Going back to school can mean a lot of things to the average college student, like getting new classes, making new friends and having more sex. It’s no secret that college involves parties every weekend and that the student body isn’t afraid to have fun.
Finding an easy hookup can be pretty simple, especially if you’re in the dorms, the real challenge is being safe while doing it. For the incoming freshmen and the people who are eager to start experimenting, here is a survival guide to casual sex.
1. Always use protection!
I cannot stress this enough: use protection. There is nothing worse than waking up the morning after a fun night and suddenly worrying about an accidental pregnancy or disease. It took me at least two pregnancy scares during my freshman year to realize pulling out just doesn’t cut it.
Contraceptives may seem like an inconvenient burden, but they also protect you and your partner from risks like unexpected pregnancies and STIs. For pregnancy prevention, condoms aren’t your only options, either. If you prefer birth control or PREP, they can keep you baby-free without the physical barrier. It’s important to remember that condoms are the only form of contraception that can protect you from STIs, though. If you don’t have access or funds for contraception, resources on campus, such as GSEC (Gender and Sexuality Equity Coalition), provide free contraceptives and sexual health referrals and condoms are free at the Student Health Center.
2. Get tested regularly
Let’s get real, you may have unprotected sex once or twice, I know I did. It’s important to be tested for STIs, even if you don’t have any symptoms. Young adults can go weeks, if not months, before they realize they have an STI. Getting tested on a regular basis helps keep you and your sexual partners safe.
I always make sure to get tested at least three times a year, it’s free and ensures my physical health, so why not? A good resource for dorm students, is the Student Health Center on campus. They are completely confidential and provide free tests among many other sexual health services. STIs are more common than we want to believe and the last thing we need is an outbreak on campus. Get tested.

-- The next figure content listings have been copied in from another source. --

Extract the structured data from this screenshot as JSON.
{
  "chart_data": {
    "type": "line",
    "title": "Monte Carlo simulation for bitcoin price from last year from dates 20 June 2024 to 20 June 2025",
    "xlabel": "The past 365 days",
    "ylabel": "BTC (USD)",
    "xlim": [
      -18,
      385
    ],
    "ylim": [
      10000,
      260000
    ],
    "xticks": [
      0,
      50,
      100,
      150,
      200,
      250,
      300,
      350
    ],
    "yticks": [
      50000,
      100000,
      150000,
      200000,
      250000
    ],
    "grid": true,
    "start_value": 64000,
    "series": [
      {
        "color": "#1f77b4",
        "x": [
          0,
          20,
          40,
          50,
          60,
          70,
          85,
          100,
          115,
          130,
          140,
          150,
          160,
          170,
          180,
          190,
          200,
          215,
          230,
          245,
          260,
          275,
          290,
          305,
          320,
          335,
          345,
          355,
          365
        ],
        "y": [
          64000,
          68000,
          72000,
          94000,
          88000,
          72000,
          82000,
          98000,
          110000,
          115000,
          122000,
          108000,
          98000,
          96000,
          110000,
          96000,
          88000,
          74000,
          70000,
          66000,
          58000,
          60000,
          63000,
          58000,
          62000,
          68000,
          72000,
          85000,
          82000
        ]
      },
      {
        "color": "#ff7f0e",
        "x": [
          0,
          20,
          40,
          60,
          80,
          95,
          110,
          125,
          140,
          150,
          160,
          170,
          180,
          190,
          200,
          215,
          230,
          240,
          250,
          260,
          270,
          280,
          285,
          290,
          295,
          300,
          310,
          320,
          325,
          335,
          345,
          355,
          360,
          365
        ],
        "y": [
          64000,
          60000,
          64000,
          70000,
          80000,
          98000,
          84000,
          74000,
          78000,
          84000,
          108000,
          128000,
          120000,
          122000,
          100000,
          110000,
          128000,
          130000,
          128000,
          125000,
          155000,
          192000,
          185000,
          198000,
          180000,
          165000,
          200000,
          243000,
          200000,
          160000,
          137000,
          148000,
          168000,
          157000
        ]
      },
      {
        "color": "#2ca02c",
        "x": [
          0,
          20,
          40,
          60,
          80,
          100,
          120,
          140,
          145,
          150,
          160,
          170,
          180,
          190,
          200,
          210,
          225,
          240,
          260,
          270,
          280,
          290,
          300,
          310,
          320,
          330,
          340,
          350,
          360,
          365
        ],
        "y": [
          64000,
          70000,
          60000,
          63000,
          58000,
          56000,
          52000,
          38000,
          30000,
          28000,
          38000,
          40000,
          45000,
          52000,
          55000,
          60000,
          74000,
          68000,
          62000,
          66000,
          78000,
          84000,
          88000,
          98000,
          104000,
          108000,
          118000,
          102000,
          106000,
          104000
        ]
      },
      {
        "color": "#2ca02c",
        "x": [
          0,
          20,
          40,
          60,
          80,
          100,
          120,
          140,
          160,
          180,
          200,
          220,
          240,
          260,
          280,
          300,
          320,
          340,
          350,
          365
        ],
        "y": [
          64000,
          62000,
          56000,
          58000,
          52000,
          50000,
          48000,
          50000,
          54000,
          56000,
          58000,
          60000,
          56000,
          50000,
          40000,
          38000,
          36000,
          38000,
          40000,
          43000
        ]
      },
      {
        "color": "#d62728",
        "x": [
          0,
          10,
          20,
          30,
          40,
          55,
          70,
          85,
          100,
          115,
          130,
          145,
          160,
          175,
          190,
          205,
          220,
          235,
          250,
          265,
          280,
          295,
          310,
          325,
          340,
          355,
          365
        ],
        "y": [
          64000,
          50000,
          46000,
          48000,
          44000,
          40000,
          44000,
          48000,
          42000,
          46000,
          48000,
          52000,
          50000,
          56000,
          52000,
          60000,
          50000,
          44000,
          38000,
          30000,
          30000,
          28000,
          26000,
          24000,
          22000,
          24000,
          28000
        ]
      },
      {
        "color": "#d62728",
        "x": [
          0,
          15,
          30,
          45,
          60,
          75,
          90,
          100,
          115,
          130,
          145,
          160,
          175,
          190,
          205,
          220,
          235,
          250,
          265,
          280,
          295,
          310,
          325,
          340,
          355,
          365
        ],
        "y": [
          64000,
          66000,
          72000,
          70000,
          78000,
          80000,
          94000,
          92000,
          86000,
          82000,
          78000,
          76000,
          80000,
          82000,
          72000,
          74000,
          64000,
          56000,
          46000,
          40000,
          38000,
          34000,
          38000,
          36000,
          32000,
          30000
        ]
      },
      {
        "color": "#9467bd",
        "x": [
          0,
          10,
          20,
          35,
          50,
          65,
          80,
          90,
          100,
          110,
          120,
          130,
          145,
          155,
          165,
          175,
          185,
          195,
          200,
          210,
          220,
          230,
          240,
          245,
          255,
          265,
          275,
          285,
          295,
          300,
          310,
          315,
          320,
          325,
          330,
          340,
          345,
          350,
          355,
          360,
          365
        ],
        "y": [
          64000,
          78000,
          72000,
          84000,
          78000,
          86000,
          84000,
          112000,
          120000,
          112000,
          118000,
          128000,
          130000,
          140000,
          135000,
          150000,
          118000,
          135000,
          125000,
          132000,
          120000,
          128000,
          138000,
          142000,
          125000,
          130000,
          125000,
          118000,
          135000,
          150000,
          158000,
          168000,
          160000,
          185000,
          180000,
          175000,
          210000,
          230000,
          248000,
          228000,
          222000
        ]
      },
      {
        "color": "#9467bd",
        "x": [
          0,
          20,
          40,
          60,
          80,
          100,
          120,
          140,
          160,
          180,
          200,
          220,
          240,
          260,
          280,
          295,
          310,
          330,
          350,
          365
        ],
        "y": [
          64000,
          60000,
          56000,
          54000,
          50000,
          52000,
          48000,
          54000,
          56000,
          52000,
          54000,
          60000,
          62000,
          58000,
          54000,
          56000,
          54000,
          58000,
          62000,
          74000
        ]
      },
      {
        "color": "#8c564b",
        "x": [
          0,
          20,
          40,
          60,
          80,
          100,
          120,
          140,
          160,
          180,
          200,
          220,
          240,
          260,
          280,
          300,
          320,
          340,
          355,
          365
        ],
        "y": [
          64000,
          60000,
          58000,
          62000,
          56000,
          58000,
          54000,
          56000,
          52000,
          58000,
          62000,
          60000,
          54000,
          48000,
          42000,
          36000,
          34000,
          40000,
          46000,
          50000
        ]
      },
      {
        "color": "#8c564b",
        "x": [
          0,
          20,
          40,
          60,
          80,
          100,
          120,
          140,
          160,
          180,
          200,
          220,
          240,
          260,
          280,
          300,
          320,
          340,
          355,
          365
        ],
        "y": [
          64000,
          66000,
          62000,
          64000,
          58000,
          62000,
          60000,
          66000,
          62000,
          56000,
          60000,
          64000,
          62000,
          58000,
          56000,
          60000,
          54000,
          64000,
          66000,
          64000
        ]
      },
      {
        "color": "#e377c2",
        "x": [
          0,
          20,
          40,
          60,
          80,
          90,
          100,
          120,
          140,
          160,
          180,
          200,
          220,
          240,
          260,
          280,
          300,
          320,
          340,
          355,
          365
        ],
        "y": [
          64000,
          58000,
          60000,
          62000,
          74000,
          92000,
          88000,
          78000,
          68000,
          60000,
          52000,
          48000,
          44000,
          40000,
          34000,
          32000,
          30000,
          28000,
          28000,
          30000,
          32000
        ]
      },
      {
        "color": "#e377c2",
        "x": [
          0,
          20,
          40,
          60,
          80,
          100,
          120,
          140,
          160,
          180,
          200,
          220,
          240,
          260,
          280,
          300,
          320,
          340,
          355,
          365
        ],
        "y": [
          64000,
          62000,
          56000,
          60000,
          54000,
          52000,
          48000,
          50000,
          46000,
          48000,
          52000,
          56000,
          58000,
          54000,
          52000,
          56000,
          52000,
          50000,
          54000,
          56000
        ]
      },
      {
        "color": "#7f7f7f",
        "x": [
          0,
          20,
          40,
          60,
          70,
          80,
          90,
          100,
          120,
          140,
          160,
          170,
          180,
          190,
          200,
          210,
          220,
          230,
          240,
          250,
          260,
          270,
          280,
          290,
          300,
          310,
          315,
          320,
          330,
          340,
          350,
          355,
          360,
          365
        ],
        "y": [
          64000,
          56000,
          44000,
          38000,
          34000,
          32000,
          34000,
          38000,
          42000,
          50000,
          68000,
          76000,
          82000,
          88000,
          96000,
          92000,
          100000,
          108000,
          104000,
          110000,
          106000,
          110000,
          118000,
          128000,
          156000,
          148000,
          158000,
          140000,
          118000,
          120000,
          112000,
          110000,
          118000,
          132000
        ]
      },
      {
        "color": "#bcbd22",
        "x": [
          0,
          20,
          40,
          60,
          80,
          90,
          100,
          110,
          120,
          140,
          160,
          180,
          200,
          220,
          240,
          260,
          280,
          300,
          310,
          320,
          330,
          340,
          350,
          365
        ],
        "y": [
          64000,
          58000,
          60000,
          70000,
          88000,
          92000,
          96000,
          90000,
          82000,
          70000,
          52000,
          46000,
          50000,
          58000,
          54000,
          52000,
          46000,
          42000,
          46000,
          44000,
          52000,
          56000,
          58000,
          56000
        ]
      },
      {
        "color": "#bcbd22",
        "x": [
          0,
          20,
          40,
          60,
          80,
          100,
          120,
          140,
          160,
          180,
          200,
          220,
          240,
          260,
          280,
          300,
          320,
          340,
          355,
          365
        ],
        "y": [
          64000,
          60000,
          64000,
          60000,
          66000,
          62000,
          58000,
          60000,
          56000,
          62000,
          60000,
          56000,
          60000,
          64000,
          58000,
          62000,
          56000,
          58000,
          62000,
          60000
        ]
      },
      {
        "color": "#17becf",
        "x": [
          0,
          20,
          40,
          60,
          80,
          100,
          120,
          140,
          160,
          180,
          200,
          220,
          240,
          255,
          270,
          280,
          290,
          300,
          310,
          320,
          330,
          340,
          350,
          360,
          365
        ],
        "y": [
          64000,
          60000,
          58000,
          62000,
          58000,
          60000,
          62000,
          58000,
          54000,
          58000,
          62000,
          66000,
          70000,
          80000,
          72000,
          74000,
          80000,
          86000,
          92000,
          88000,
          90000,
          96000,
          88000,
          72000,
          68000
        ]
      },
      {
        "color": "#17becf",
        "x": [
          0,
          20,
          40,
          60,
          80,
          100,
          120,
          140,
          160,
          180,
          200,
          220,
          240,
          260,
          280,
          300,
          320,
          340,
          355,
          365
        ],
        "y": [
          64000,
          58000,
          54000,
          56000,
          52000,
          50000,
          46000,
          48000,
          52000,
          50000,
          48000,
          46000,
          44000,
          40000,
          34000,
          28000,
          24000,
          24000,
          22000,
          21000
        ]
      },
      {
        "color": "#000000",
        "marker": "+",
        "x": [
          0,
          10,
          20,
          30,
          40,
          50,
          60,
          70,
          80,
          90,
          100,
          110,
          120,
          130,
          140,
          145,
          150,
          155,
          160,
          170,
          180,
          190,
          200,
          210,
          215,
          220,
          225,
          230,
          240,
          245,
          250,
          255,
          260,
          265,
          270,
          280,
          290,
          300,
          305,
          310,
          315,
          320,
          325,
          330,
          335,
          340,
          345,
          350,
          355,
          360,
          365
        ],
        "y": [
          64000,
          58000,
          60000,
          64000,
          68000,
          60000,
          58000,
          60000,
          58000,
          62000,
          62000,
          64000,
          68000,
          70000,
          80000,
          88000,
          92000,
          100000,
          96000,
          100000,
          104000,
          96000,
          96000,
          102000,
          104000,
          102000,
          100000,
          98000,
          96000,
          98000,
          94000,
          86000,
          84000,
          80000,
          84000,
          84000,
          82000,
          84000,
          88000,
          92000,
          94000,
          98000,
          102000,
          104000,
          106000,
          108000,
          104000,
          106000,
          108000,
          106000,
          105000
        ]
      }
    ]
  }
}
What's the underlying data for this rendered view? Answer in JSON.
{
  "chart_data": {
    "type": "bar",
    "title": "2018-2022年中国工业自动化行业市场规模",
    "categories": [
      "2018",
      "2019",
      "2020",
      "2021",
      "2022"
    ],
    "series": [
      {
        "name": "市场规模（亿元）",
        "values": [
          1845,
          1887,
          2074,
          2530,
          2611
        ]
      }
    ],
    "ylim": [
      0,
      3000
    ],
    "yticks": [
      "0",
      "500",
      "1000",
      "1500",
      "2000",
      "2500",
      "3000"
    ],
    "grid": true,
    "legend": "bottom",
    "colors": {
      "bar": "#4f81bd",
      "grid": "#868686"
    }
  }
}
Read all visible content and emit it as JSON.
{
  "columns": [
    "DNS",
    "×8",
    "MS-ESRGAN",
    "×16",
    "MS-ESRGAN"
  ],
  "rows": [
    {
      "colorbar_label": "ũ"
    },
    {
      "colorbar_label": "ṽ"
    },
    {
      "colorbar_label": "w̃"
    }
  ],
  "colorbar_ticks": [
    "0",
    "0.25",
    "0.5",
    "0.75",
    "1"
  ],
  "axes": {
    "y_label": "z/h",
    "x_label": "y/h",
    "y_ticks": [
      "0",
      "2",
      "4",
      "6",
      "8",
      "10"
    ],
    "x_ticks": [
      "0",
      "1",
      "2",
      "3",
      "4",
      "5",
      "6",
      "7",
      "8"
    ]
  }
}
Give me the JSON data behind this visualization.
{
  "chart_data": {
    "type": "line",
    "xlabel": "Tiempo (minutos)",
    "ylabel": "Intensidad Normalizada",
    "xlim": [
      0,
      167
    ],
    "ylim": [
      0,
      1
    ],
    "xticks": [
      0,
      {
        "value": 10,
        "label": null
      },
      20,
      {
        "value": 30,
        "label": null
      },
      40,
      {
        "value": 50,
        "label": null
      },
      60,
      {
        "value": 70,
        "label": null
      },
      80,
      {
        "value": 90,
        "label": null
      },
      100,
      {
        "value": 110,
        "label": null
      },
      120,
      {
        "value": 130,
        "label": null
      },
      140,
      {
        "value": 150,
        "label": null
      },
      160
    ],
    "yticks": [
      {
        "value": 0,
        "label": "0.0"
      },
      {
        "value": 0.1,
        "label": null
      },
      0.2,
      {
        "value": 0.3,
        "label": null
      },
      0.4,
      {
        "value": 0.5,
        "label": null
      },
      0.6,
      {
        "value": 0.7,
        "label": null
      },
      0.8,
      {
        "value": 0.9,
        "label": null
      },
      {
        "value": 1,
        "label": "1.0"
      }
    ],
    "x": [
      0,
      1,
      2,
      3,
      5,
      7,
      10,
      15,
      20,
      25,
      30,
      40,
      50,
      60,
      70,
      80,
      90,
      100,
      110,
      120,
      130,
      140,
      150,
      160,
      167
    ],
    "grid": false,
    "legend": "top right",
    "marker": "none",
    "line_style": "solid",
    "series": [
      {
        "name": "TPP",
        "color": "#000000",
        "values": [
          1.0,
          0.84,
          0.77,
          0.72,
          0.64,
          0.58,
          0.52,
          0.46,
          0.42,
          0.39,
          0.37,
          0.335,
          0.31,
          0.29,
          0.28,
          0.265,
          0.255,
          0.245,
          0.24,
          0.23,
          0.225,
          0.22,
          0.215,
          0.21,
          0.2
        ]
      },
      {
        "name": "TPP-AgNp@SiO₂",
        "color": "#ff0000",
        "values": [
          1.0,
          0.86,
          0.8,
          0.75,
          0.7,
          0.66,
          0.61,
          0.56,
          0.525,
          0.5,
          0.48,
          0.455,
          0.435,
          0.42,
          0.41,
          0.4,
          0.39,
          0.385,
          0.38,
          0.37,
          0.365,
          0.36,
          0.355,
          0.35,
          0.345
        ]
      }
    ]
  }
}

3. Tell someone where you’re going
Tinder and Grindr hookups can be exciting, but if you don’t watch out for weirdos, things can get bad quick. Most people want to meet at their house or pick you up in their car, but your safest option is to meet in a public space.
The first time I was in the dorms and met someone over tinder, he picked me up and as we were driving to his place, we got on the topic of politics. He goes: “I love Trump. I think he’s done a lot of good.” I laughed because I thought he was joking, but he wasn’t.
When we realized just how different our values were, the rest of the night went downhill from there. Trust me, if the person you’re meeting is making you uncomfortable, it’s much easier to leave the situation when you’re in public. If you don’t choose to meet in public, tell your roommates or friends who you’re going out with and share your location on your phone.
4. Consent is absolutely necessary
Consent is the most important aspect of ho-ing around. If you don’t feel 100% comfortable, then don’t feel pressured to partake in hookup culture and definitely don’t pressure somebody else into it. Being a freshman in the dorms can be intimidating when you’re forced to become familiar with a bunch of strangers, but don’t allow the influence of those around you dictate how you feel or act.
Hookup culture centers mostly around partying or the bar scene, but it can also occur in the dorms. If you feel that your partner isn’t sober enough to consent consciously, then don’t engage in sex. It’s important to acknowledge that both parties are consenting.
5. Have fun!
Regardless of what you’re doing or who you’re doing, remember to have fun! As long as everyone is safe and consenting, do what makes you and your partner feel good.
At the end of the day, you are your own person and don’t let anyone stop you from being the safe, sexy ho that you truly are.